八戸前沖さばブランド推進協議会(横町俊明会長)は27日、八戸港に水揚げされたサバのブランド認定について、今年は19日の水揚げ分にさかのぼって開始すると発表した。昨年より3日早いが、2007年の制度発足以降で見ると、2年連続で認定が11月にずれ込んだ。20日以降、同港のサバは数量が伸び悩んでおり、関係者は今後の復調に期待を寄せる。

 「八戸前沖さば」の定義は、認定期間中に三陸以北の日本近海で漁獲、同港に水揚げされたサバ。昨年同様、対象はマサバのみで、セレモニーの出発式も行わない。認定期間の終了時期は未定という。

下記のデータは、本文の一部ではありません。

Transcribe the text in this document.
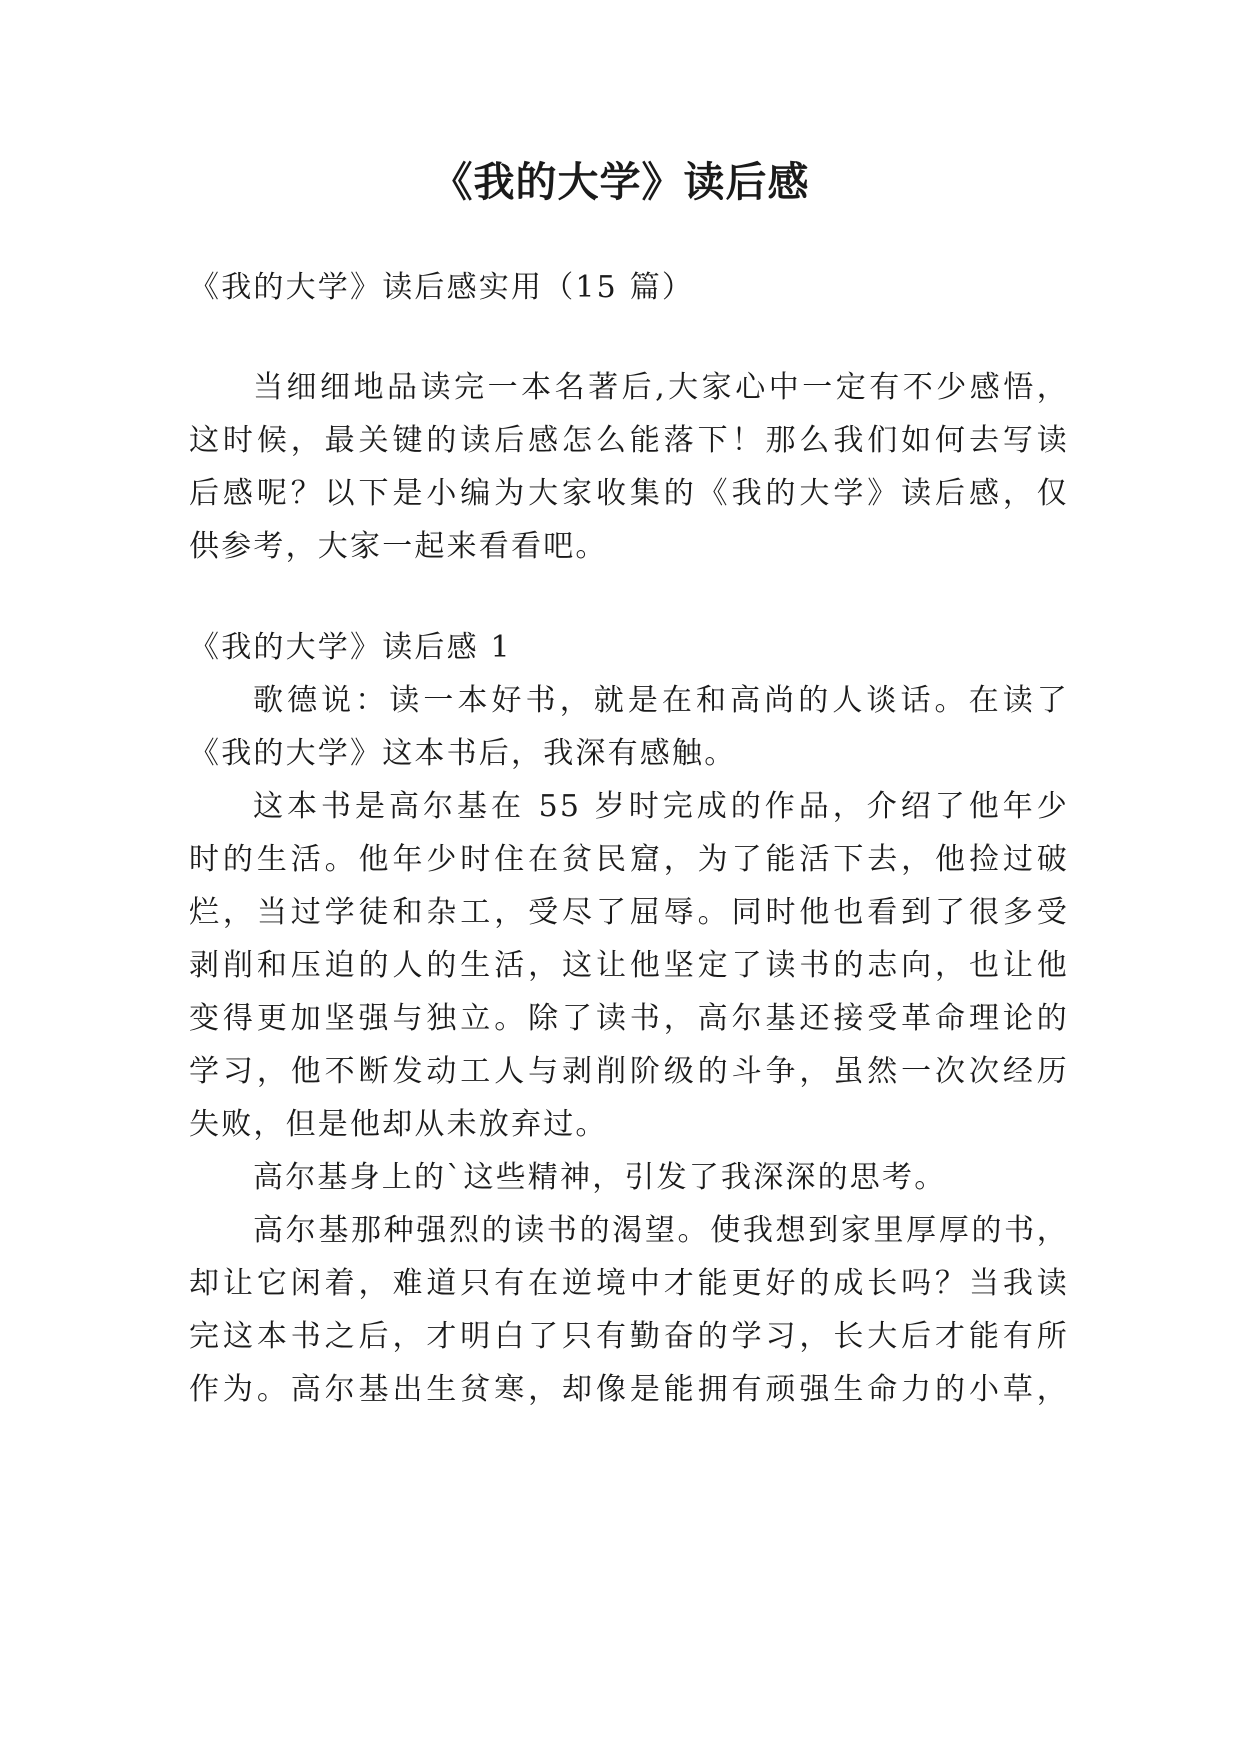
《我的大学》读后感
《我的大学》读后感实用（15 篇）
当细细地品读完一本名著后,大家心中一定有不少感悟，
这时候，最关键的读后感怎么能落下！那么我们如何去写读
后感呢？以下是小编为大家收集的《我的大学》读后感，仅
供参考，大家一起来看看吧。
《我的大学》读后感 1
歌德说：读一本好书，就是在和高尚的人谈话。在读了
《我的大学》这本书后，我深有感触。
这本书是高尔基在 55 岁时完成的作品，介绍了他年少
时的生活。他年少时住在贫民窟，为了能活下去，他捡过破
烂，当过学徒和杂工，受尽了屈辱。同时他也看到了很多受
剥削和压迫的人的生活，这让他坚定了读书的志向，也让他
变得更加坚强与独立。除了读书，高尔基还接受革命理论的
学习，他不断发动工人与剥削阶级的斗争，虽然一次次经历
失败，但是他却从未放弃过。
高尔基身上的`这些精神，引发了我深深的思考。
高尔基那种强烈的读书的渴望。使我想到家里厚厚的书，
却让它闲着，难道只有在逆境中才能更好的成长吗？当我读
完这本书之后，才明白了只有勤奋的学习，长大后才能有所
作为。高尔基出生贫寒，却像是能拥有顽强生命力的小草，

 今年は10月21日から10回のサンプル調査を実施。8回目となる11月19日の水揚げ分で脂肪分量15%超といった目安をクリア。その後も十分な脂肪分量を維持したため、認定を決めた。

 八戸市水産事務所によると、同港のサバ水揚げの主力を担う大中型巻き網船の数量は26日現在で1万2730トンと、昨年同期の37%増。ただ、サバの群れの南下に伴い、巻き網船団も一部を除いて宮城県沖で操業しており、ここ数日は八戸港への水揚げも低調に推移している。

 八戸商工会議所で記者会見した横町会長は「今年も認定できてほっとしている。サバには免疫力を高める効果があるとも言われる。数はまだ少ないが脂の乗りはいいので、ぜひ、八戸のサバのおいしさを楽しんで」とPRしている。